The release also includes many additional enhancements, from new functions to performance improvements. One of the larger enhancements is the addition of support for Azure Batch. This allows models to be distributed and executed in an Azure Batch Pool directly from R³S. New system functions have been added and existing system functions enhanced to enable more array-based operations simplifying the complexity and improving the performance of calculations.
We will continue to release additional enhancements to the R³S software suite in order to meet our clients’ constantly evolving requirements.
Planned future enhancements:
- SaaS based platform and Cloud-based workflow tool with business intelligence(BI) reporting is planned to launch Q3 2021
- Step-by-step distribution
How does your solution integrate with third-party systems or in-house systems?
With the R³S Toolkit, organisations can integrate the running of R³S Modeler within an existing infrastructure allowing full automation. It allows the seamless integration of the modelling within existing governance infrastructure, so clients do not need to purchase a specific workflow engine or change existing processes.
One of R³S Modeler strengths is also its flexibility to integrate with any input data format, removing the need for pre-processing or specific formatting of data, and also as of release 3.0, R³S Modeler outputs can also be written directly into third party database systems. On the outputs this again removes the need for manual or slow additional integration process steps to reduce operational risks and improve efficiency.
What is the key attribute of your product(s) that differentiates it from your competitors?
The R³S Modeler tool offers enormous flexibility and an open, and visual architecture where nothing operates as a black box.
The systems modular approach has the overriding concept of only needing to code something once, then the ability to drag-and-drop that component to reuse it in other parts of the model.
This provides a very efficient and very linear glide-path for model development from creating a single cash flow liability model, to a dual basis EV type calculation, to ALM modelling and then to stochastic or even nested stochastic modelling. At each stage of this process users only need to code the extra complexities involved and simply reuse all the other areas previously created.

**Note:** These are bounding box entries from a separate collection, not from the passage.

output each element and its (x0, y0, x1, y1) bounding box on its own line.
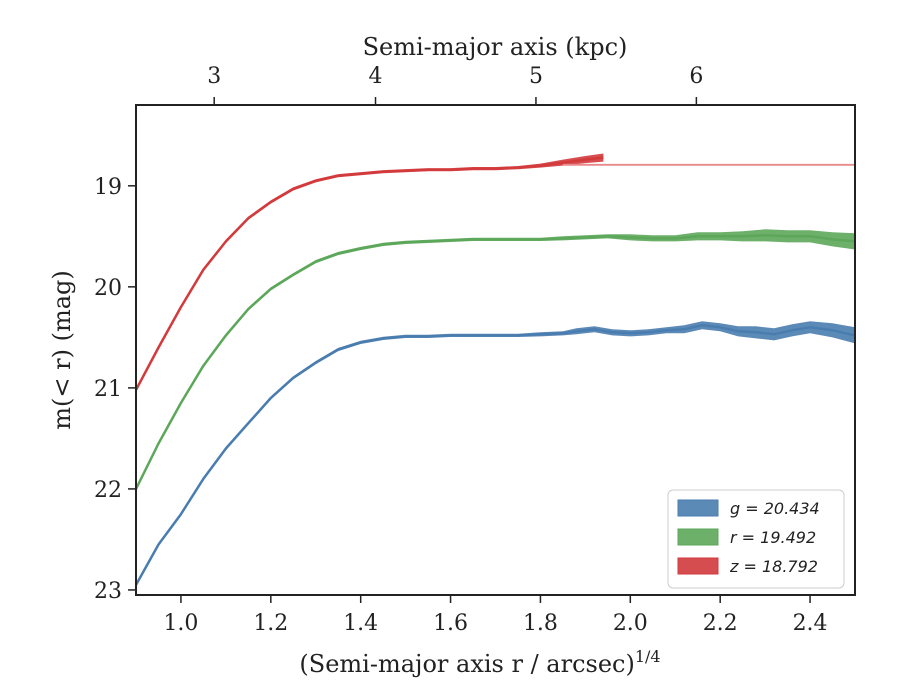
x-tick-label: 2.0 (613, 611, 648, 636)
x-axis-title-main: (Semi-major axis r / arcsec) (299, 650, 634, 678)
x2-tick-label: 6 (689, 64, 703, 89)
plot-frame (135, 104, 856, 596)
x2-tick-label: 4 (369, 64, 383, 89)
legend-swatch (677, 499, 719, 517)
x-tick-label: 1.2 (253, 611, 288, 636)
x-tick-label: 1.8 (523, 611, 558, 636)
x-axis-title-superscript: 1/4 (635, 647, 661, 666)
y-tick-label: 20 (94, 276, 122, 301)
series-band-1 (136, 229, 855, 491)
legend: g = 20.434 r = 19.492 z = 18.792 (667, 489, 845, 589)
y-tick-label: 23 (94, 579, 122, 604)
series-line-1 (136, 234, 855, 490)
x2-tick-label: 3 (207, 64, 221, 89)
legend-swatch (677, 557, 719, 575)
series-line-0 (136, 323, 855, 586)
legend-label: z = 18.792 (729, 557, 818, 576)
x-tick-label: 2.4 (793, 611, 828, 636)
x2-axis-title: Semi-major axis (kpc) (363, 33, 628, 61)
y-tick-label: 19 (94, 175, 122, 200)
series-band-2 (136, 153, 604, 392)
x-tick-label: 1.0 (163, 611, 198, 636)
legend-swatch (677, 528, 719, 546)
x-tick-label: 1.6 (433, 611, 468, 636)
x2-tick-label: 5 (529, 64, 543, 89)
legend-label: g = 20.434 (730, 499, 820, 518)
y-tick-label: 21 (94, 377, 122, 402)
x-tick-label: 1.4 (343, 611, 378, 636)
x-axis-title: (Semi-major axis r / arcsec)1/4 (299, 647, 660, 678)
series-line-2 (136, 156, 604, 391)
legend-label: r = 19.492 (730, 528, 816, 547)
x-tick-label: 2.2 (703, 611, 738, 636)
y-axis-title: m(< r) (mag) (48, 270, 76, 429)
y-tick-label: 22 (94, 478, 122, 503)
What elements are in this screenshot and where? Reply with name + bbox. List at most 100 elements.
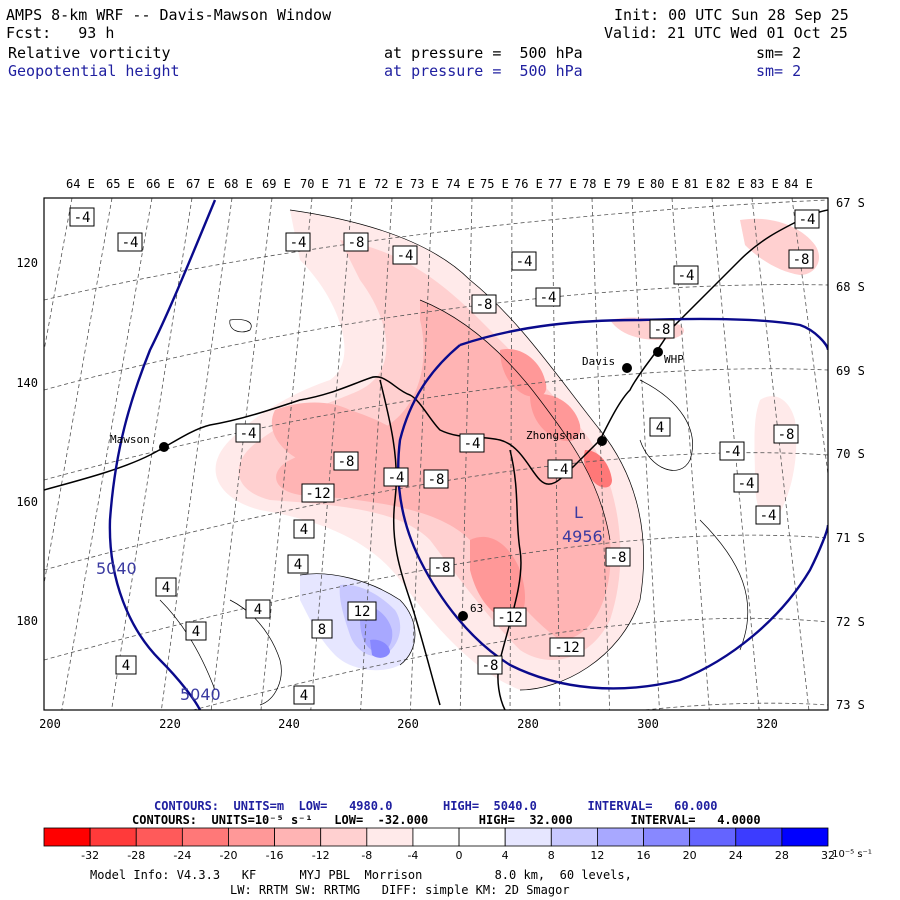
colorbar-swatch <box>689 827 737 847</box>
svg-text:4: 4 <box>192 624 200 640</box>
height-label-5040-b: 5040 <box>180 685 221 704</box>
vort-label: -4 <box>69 207 95 227</box>
svg-text:12: 12 <box>354 604 371 620</box>
valid-time: Valid: 21 UTC Wed 01 Oct 25 <box>604 24 848 42</box>
svg-text:-8: -8 <box>476 297 493 313</box>
field1-pressure: at pressure = 500 hPa <box>384 44 583 62</box>
lon-label: 71 E <box>337 177 366 191</box>
vort-label: 4 <box>245 599 271 619</box>
y-label: 180 <box>16 614 38 628</box>
x-label: 300 <box>637 717 659 731</box>
svg-text:-4: -4 <box>724 444 741 460</box>
colorbar-tick-label: 0 <box>456 849 463 862</box>
vort-label: -8 <box>333 451 359 471</box>
colorbar-tick-label: -28 <box>127 849 145 862</box>
vort-label: -4 <box>673 265 699 285</box>
colorbar-tick-label: 12 <box>590 849 604 862</box>
colorbar-tick-label: 24 <box>729 849 743 862</box>
height-labels: 5040 5040 4956 L <box>96 503 603 704</box>
svg-text:-8: -8 <box>338 454 355 470</box>
svg-text:63: 63 <box>470 602 483 615</box>
height-contour-4980 <box>397 344 828 690</box>
colorbar-swatch <box>320 827 368 847</box>
svg-text:4: 4 <box>294 557 302 573</box>
height-contour-5040-north <box>459 317 828 351</box>
forecast-hour: Fcst: 93 h <box>6 24 115 42</box>
colorbar-tick-label: -12 <box>312 849 330 862</box>
colorbar-swatch <box>412 827 460 847</box>
lon-label: 75 E <box>480 177 509 191</box>
svg-text:Zhongshan: Zhongshan <box>526 429 586 442</box>
colorbar-tick-label: -24 <box>173 849 191 862</box>
colorbar-swatch <box>89 827 137 847</box>
field2-name: Geopotential height <box>8 62 180 80</box>
lat-label: 73 S <box>836 698 865 712</box>
lon-label: 67 E <box>186 177 215 191</box>
vort-label: -4 <box>383 467 409 487</box>
field2-pressure: at pressure = 500 hPa <box>384 62 583 80</box>
colorbar: -32 -28 -24 -20 -16 -12 -8 -4 0 4 8 12 16 20 24 28 3210⁻… <box>43 827 872 862</box>
shade-level-16-c <box>470 536 525 621</box>
lon-label: 81 E <box>684 177 713 191</box>
vort-label: 4 <box>649 417 671 437</box>
x-label: 200 <box>39 717 61 731</box>
lon-label: 69 E <box>262 177 291 191</box>
colorbar-tick-label: -20 <box>219 849 237 862</box>
vort-label: -4 <box>117 232 143 252</box>
lat-label: 67 S <box>836 196 865 210</box>
top-longitude-labels: 64 E 65 E 66 E 67 E 68 E 69 E 70 E 71 E … <box>66 177 813 191</box>
vort-label: 4 <box>287 554 309 574</box>
model-info: Model Info: V4.3.3 KF MYJ PBL Morrison 8… <box>90 868 632 882</box>
low-center-marker: L <box>574 503 583 522</box>
lon-label: 82 E <box>716 177 745 191</box>
vorticity-contours <box>159 209 749 706</box>
station-63: 63 <box>458 602 483 621</box>
colorbar-swatch <box>597 827 644 847</box>
lat-label: 68 S <box>836 280 865 294</box>
svg-text:-12: -12 <box>305 486 330 502</box>
vort-label: -4 <box>459 433 485 453</box>
station-whp: WHP <box>653 347 684 366</box>
contour-info-height: CONTOURS: UNITS=m LOW= 4980.0 HIGH= 5040… <box>154 799 718 813</box>
vort-label: 4 <box>293 685 315 705</box>
vort-label: -4 <box>547 459 573 479</box>
shade-east-band <box>754 396 797 523</box>
svg-text:-4: -4 <box>122 235 139 251</box>
field1-smoothing: sm= 2 <box>756 44 802 62</box>
svg-text:-4: -4 <box>799 212 816 228</box>
colorbar-swatch <box>458 827 506 847</box>
svg-text:-8: -8 <box>482 658 499 674</box>
lon-label: 83 E <box>750 177 779 191</box>
lat-label: 70 S <box>836 447 865 461</box>
svg-text:8: 8 <box>318 622 326 638</box>
svg-text:-4: -4 <box>290 235 307 251</box>
colorbar-unit: 10⁻⁵ s⁻¹ <box>832 849 872 860</box>
x-label: 260 <box>397 717 419 731</box>
colorbar-swatch <box>735 827 783 847</box>
vort-label: -4 <box>794 209 820 229</box>
vort-label: -12 <box>549 637 585 657</box>
vort-label: -4 <box>285 232 311 252</box>
y-label: 120 <box>16 256 38 270</box>
height-contours <box>108 199 828 710</box>
lon-label: 78 E <box>582 177 611 191</box>
vort-label: 12 <box>347 601 377 621</box>
colorbar-swatch <box>43 827 91 847</box>
svg-text:WHP: WHP <box>664 353 684 366</box>
x-label: 320 <box>756 717 778 731</box>
lon-label: 77 E <box>548 177 577 191</box>
svg-text:-8: -8 <box>348 235 365 251</box>
vort-label: -8 <box>423 469 449 489</box>
svg-text:-4: -4 <box>397 248 414 264</box>
stations: Mawson Davis WHP Zhongshan 63 <box>110 347 684 621</box>
station-davis: Davis <box>582 355 632 373</box>
colorbar-tick-label: 28 <box>775 849 789 862</box>
vort-label: -8 <box>477 655 503 675</box>
vort-label: -4 <box>235 423 261 443</box>
svg-text:-12: -12 <box>554 640 579 656</box>
svg-text:4: 4 <box>254 602 262 618</box>
svg-text:-8: -8 <box>793 252 810 268</box>
svg-text:4: 4 <box>300 688 308 704</box>
vort-label: -4 <box>535 287 561 307</box>
station-mawson: Mawson <box>110 433 169 452</box>
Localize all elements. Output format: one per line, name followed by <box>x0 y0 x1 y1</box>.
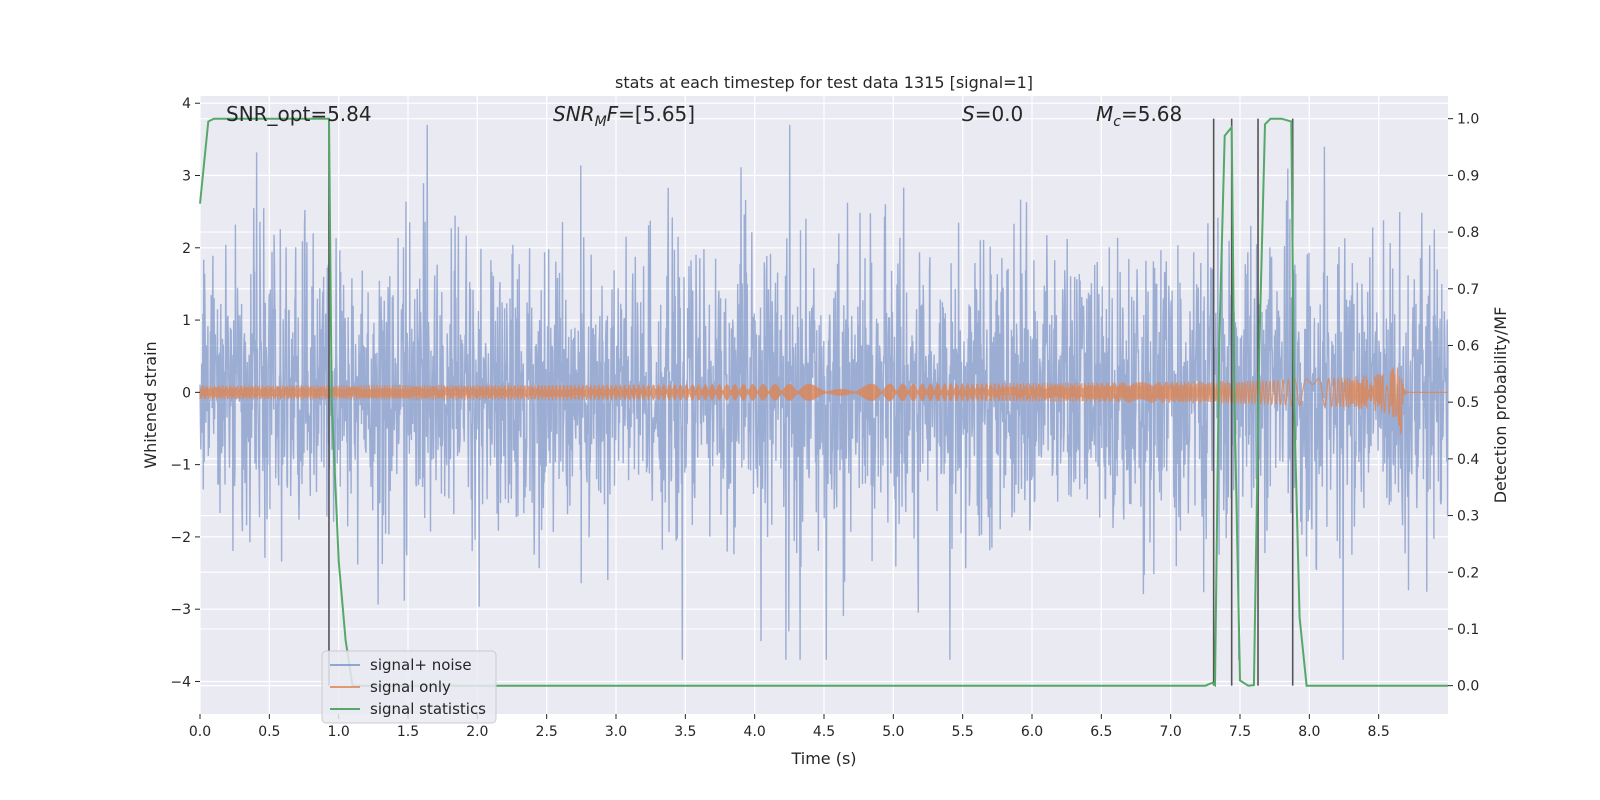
y2-tick-label: 0.8 <box>1457 225 1479 241</box>
noise-trace <box>199 124 1449 660</box>
y2-tick-label: 0.7 <box>1457 282 1479 298</box>
y-tick-label: 1 <box>182 313 191 329</box>
x-axis-title: Time (s) <box>790 749 856 768</box>
x-tick-label: 7.0 <box>1160 724 1182 740</box>
y-tick-label: 3 <box>182 169 191 185</box>
y-tick-label: −1 <box>170 458 191 474</box>
x-tick-label: 5.0 <box>882 724 904 740</box>
y2-tick-label: 0.5 <box>1457 395 1479 411</box>
signal-only-trace <box>199 367 1448 435</box>
y-tick-label: −2 <box>170 530 191 546</box>
y-tick-label: 0 <box>182 385 191 401</box>
x-tick-label: 3.0 <box>605 724 627 740</box>
annotations: SNR_opt=5.84 SNRMF=[5.65] S=0.0 Mc=5.68 <box>226 102 1182 130</box>
legend-label-2: signal statistics <box>370 700 486 718</box>
x-tick-label: 2.5 <box>536 724 558 740</box>
y2-tick-label: 0.3 <box>1457 509 1479 525</box>
y2-tick-label: 0.6 <box>1457 338 1479 354</box>
annotation-snr-opt: SNR_opt=5.84 <box>226 102 372 126</box>
x-tick-label: 1.5 <box>397 724 419 740</box>
annotation-snr-mf: SNRMF=[5.65] <box>553 102 695 130</box>
annotation-s-val: S=0.0 <box>962 102 1023 126</box>
y2-tick-label: 0.1 <box>1457 622 1479 638</box>
x-tick-label: 6.0 <box>1021 724 1043 740</box>
y-tick-label: −4 <box>170 674 191 690</box>
noise-series <box>199 124 1449 660</box>
x-tick-label: 3.5 <box>674 724 696 740</box>
y2-tick-label: 0.4 <box>1457 452 1479 468</box>
y-tick-label: −3 <box>170 602 191 618</box>
x-tick-label: 6.5 <box>1090 724 1112 740</box>
y-tick-label: 4 <box>182 96 191 112</box>
legend: signal+ noise signal only signal statistic… <box>321 650 497 724</box>
x-tick-label: 4.5 <box>813 724 835 740</box>
signal-only-series <box>199 367 1448 435</box>
signal-statistics-series <box>199 117 1448 688</box>
y-tick-label: 2 <box>182 241 191 257</box>
legend-label-0: signal+ noise <box>370 656 472 674</box>
x-tick-label: 7.5 <box>1229 724 1251 740</box>
y2-tick-label: 0.9 <box>1457 168 1479 184</box>
chart-title: stats at each timestep for test data 131… <box>615 73 1033 92</box>
x-tick-label: 0.5 <box>258 724 280 740</box>
x-tick-label: 1.0 <box>328 724 350 740</box>
x-tick-label: 5.5 <box>952 724 974 740</box>
y2-axis-title: Detection probability/MF <box>1491 307 1510 504</box>
legend-box <box>321 650 497 724</box>
x-tick-label: 8.5 <box>1368 724 1390 740</box>
y2-tick-label: 1.0 <box>1457 112 1479 128</box>
x-tick-label: 0.0 <box>189 724 211 740</box>
annotation-mc-val: Mc=5.68 <box>1096 102 1182 130</box>
x-tick-label: 2.0 <box>466 724 488 740</box>
y-axis-title: Whitened strain <box>141 341 160 468</box>
x-tick-label: 8.0 <box>1298 724 1320 740</box>
y2-tick-label: 0.0 <box>1457 679 1479 695</box>
signal-statistics-line <box>199 117 1448 688</box>
axes: 0.0 0.5 1.0 1.5 2.0 2.5 3.0 3.5 4.0 4.5 5.0 5.5 6.0 6… <box>170 96 1479 740</box>
x-tick-label: 4.0 <box>744 724 766 740</box>
legend-label-1: signal only <box>370 678 451 696</box>
y2-tick-label: 0.2 <box>1457 565 1479 581</box>
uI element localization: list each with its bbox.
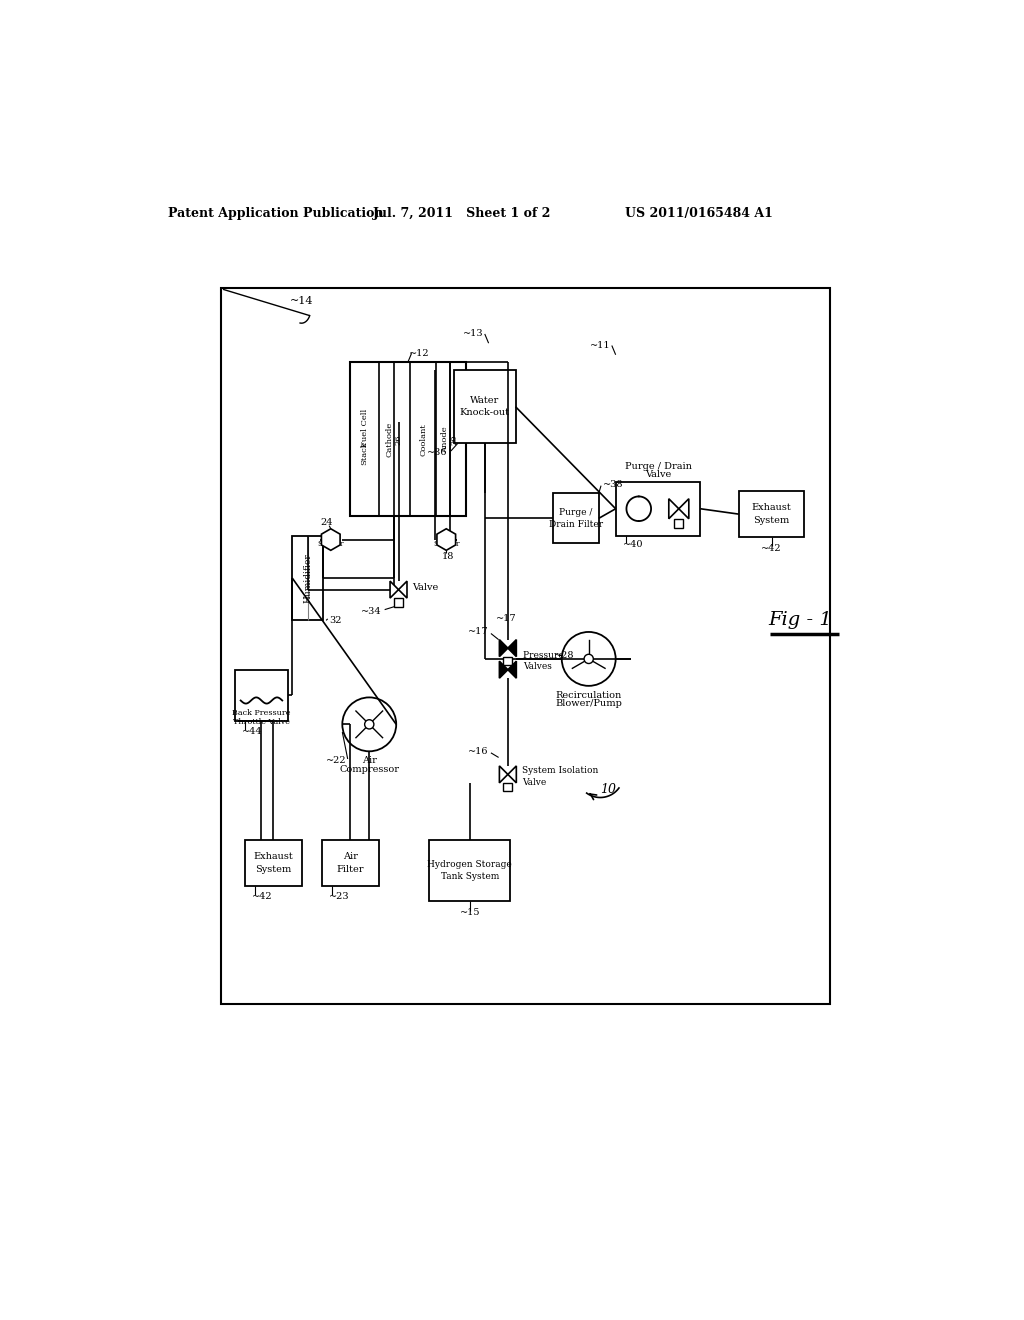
- Text: ~14: ~14: [290, 296, 313, 306]
- Bar: [229, 659, 407, 767]
- Polygon shape: [679, 499, 689, 519]
- Text: System: System: [255, 865, 292, 874]
- Text: ~40: ~40: [624, 540, 644, 549]
- Bar: [234, 671, 289, 721]
- Text: Blower/Pump: Blower/Pump: [555, 700, 623, 708]
- Bar: [615, 482, 700, 536]
- Polygon shape: [322, 529, 340, 550]
- Text: ~38: ~38: [602, 479, 623, 488]
- Text: Pr
Sensor: Pr Sensor: [433, 531, 460, 548]
- Text: Humidifier: Humidifier: [303, 553, 312, 603]
- Text: ~13: ~13: [463, 330, 483, 338]
- Circle shape: [342, 697, 396, 751]
- Bar: [245, 840, 302, 886]
- Text: Back Pressure: Back Pressure: [232, 709, 291, 717]
- Bar: [674, 519, 683, 528]
- Text: Throttle Valve: Throttle Valve: [233, 718, 290, 726]
- Text: Pressure Control: Pressure Control: [523, 651, 601, 660]
- Text: Patent Application Publication: Patent Application Publication: [168, 207, 383, 220]
- Text: Jul. 7, 2011   Sheet 1 of 2: Jul. 7, 2011 Sheet 1 of 2: [373, 207, 551, 220]
- Bar: [292, 536, 323, 620]
- Polygon shape: [398, 581, 407, 598]
- Polygon shape: [390, 581, 398, 598]
- Bar: [429, 840, 510, 902]
- Text: Air: Air: [361, 756, 377, 766]
- Text: ~36: ~36: [427, 447, 447, 457]
- Text: Pr
Sensor: Pr Sensor: [317, 531, 344, 548]
- Text: Coolant: Coolant: [419, 424, 427, 455]
- Circle shape: [365, 719, 374, 729]
- Text: ~42: ~42: [252, 892, 272, 902]
- Bar: [739, 491, 804, 537]
- Text: 32: 32: [330, 616, 342, 624]
- Text: Valve: Valve: [645, 470, 671, 479]
- Text: ~16: ~16: [468, 747, 488, 756]
- Text: 10: 10: [600, 783, 616, 796]
- Polygon shape: [500, 640, 508, 656]
- Text: ~34: ~34: [360, 607, 382, 615]
- Text: Exhaust: Exhaust: [752, 503, 792, 512]
- Polygon shape: [508, 640, 516, 656]
- Text: ~11: ~11: [590, 341, 610, 350]
- Bar: [221, 288, 829, 1003]
- Bar: [539, 482, 692, 558]
- Bar: [427, 355, 620, 693]
- Bar: [553, 494, 599, 544]
- Bar: [503, 783, 512, 792]
- Text: ~12: ~12: [409, 348, 430, 358]
- Text: Hydrogen Storage: Hydrogen Storage: [427, 861, 512, 869]
- Bar: [350, 363, 466, 516]
- Text: Valves: Valves: [523, 663, 552, 671]
- Text: Fuel Cell: Fuel Cell: [360, 409, 369, 447]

This model development approach, together with the constantly evolving system architecture to make effective use of the latest hardware and computing availabilities, makes R³S Modeler a very efficient tool capable of modelling and projecting the most complex products and dynamic ALM decision rules painlessly.
As well as providing standard code for regulatory needs such as Solvency II and IFRS 17 where the library is also being expanded into non-life modeling, allowing companies to have a single tool for all life and non-life modelling and reporting accelerating any implementation project.
What trends are you seeing in terms of customer demand?
The pace of change we have seen in the last decade is picking up, fast, and forward-looking insurers are turning to technology to keep them multiple steps ahead. However, to do that, insurers must first recognise the major force of technological change - which pervades all other trends.
And with investment in advanced actuarial analytics expected to continue on a growth path, insurers can expect to be able to offer more tailored recommendations, enjoy a constantly improving understanding of customer behavior, and gain greater market knowledge and therefore profit through better managed portfolios.
There is no going back, and we are excited to be on this rewarding journey with our clients. But we also recognise that an investment in technology is one of the most important decisions an insurer can make and carries an investment risk of its own.
The R³S Software Suite simplifies the complexity of actuarial, regulatory and risk-based requirements.